Gregg Moore, Biological Sciences, UNH (603-862-5138); Catherine Ashcraft, Natural Resources and the Environment, UNH (603-862-3925); Alyson Eberhardt, N.H. Sea Grant and UNH Cooperative Extension (603-862-6709); and David Burdick, Natural Resources and the Environment, UNH (603-862-5129)

Seabrook and other N.H. coastal towns face devastating climate change-related risks if no action is taken to prepare and adapt. Dune restoration is a good example of the complexity of implementing specific climate adaptation measures in coupled social-ecological shoreline systems. Intact dune systems protect the neighborhoods behind them from sea level rise and flood risks from storm surges. However, Seabrook's dunes are currently destabilized by both human and ecological threats. Recent beach nourishment created prime nesting habitat for piping plovers, which triggered enforcement of the Endangered Species Act (ESA) through the temporary fencing off of dune sections and potential plover nesting sites, but also blocked homeowners' individual access paths to the beach. Homeowners threatened legal action asserting their right to access the beach over the dunes. In a storm, these same access paths serve as conduits for storm energy and increase the flood risk to homes.

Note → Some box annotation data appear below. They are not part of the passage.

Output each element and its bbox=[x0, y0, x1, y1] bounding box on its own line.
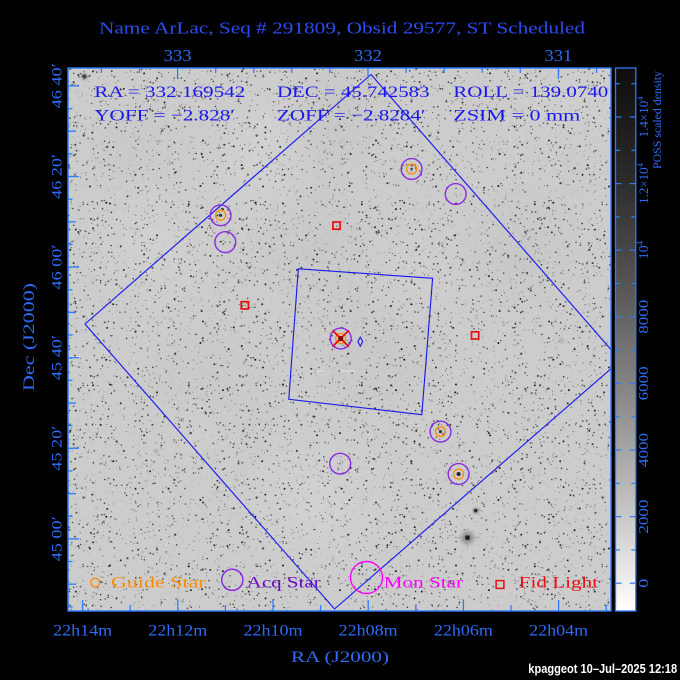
svg-text:332: 332 bbox=[354, 46, 382, 65]
svg-text:Fid Light: Fid Light bbox=[519, 575, 599, 592]
svg-text:46 40′: 46 40′ bbox=[50, 63, 66, 108]
svg-text:22h04m: 22h04m bbox=[529, 623, 589, 640]
svg-text:RA = 332.169542: RA = 332.169542 bbox=[94, 84, 245, 101]
svg-text:22h12m: 22h12m bbox=[148, 623, 208, 640]
svg-text:22h14m: 22h14m bbox=[53, 623, 113, 640]
svg-text:kpaggeot 10–Jul–2025 12:18: kpaggeot 10–Jul–2025 12:18 bbox=[528, 662, 677, 676]
svg-text:333: 333 bbox=[164, 46, 192, 65]
svg-text:ZSIM = 0 mm: ZSIM = 0 mm bbox=[453, 108, 581, 125]
svg-text:ZOFF = −2.8284′: ZOFF = −2.8284′ bbox=[277, 108, 426, 125]
svg-text:8000: 8000 bbox=[637, 300, 652, 334]
svg-text:Name ArLac, Seq # 291809, Obsi: Name ArLac, Seq # 291809, Obsid 29577, S… bbox=[99, 19, 586, 38]
svg-text:DEC = 45.742583: DEC = 45.742583 bbox=[277, 84, 430, 101]
svg-text:6000: 6000 bbox=[637, 366, 652, 400]
svg-text:0: 0 bbox=[637, 579, 652, 588]
svg-text:1.4×104: 1.4×104 bbox=[635, 96, 651, 138]
svg-text:Mon Star: Mon Star bbox=[384, 575, 464, 592]
svg-text:46 20′: 46 20′ bbox=[50, 154, 66, 199]
svg-text:331: 331 bbox=[544, 46, 572, 65]
svg-text:22h08m: 22h08m bbox=[339, 623, 399, 640]
svg-text:RA (J2000): RA (J2000) bbox=[291, 649, 389, 666]
svg-text:45 20′: 45 20′ bbox=[50, 426, 66, 471]
svg-text:Dec (J2000): Dec (J2000) bbox=[21, 283, 38, 391]
svg-text:45 00′: 45 00′ bbox=[50, 516, 66, 561]
svg-text:45 40′: 45 40′ bbox=[50, 335, 66, 380]
svg-text:4000: 4000 bbox=[637, 433, 652, 467]
svg-text:POSS scaled density: POSS scaled density bbox=[650, 71, 664, 169]
svg-text:2000: 2000 bbox=[637, 500, 652, 534]
svg-text:YOFF = −2.828′: YOFF = −2.828′ bbox=[94, 108, 235, 125]
svg-text:Acq Star: Acq Star bbox=[247, 575, 322, 592]
svg-text:1.2×104: 1.2×104 bbox=[635, 162, 651, 204]
svg-text:ROLL = 139.0740: ROLL = 139.0740 bbox=[453, 84, 608, 101]
svg-text:Guide Star: Guide Star bbox=[111, 575, 207, 592]
svg-text:22h06m: 22h06m bbox=[434, 623, 494, 640]
svg-text:46 00′: 46 00′ bbox=[50, 245, 66, 290]
svg-text:22h10m: 22h10m bbox=[244, 623, 304, 640]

An interdisciplinary team will investigate community engagement tools coupled with field activities in the town of Seabrook to: (1) conduct a stakeholder assessment to evaluate stakeholders' willingness to pursue a consensus-building process informed by science as an alternative to the current adversarial approach to resolving the conflicts around shoreline management, including climate adaptation, beach access, plover protection and dune restoration; (2) determine the extent of die-off of the primary plant used in dune restoration, American Beachgrass, and examine potential causes, treatments, and adaptation toward a more diverse plant community since understanding the prevalence, spread and potential treatment of this disease is critical information for guiding preservation and future restoration efforts; and (3) engage local residents and volunteers throughout the project in order to create a network of informed citizens and landowners who contribute to healthier dune systems.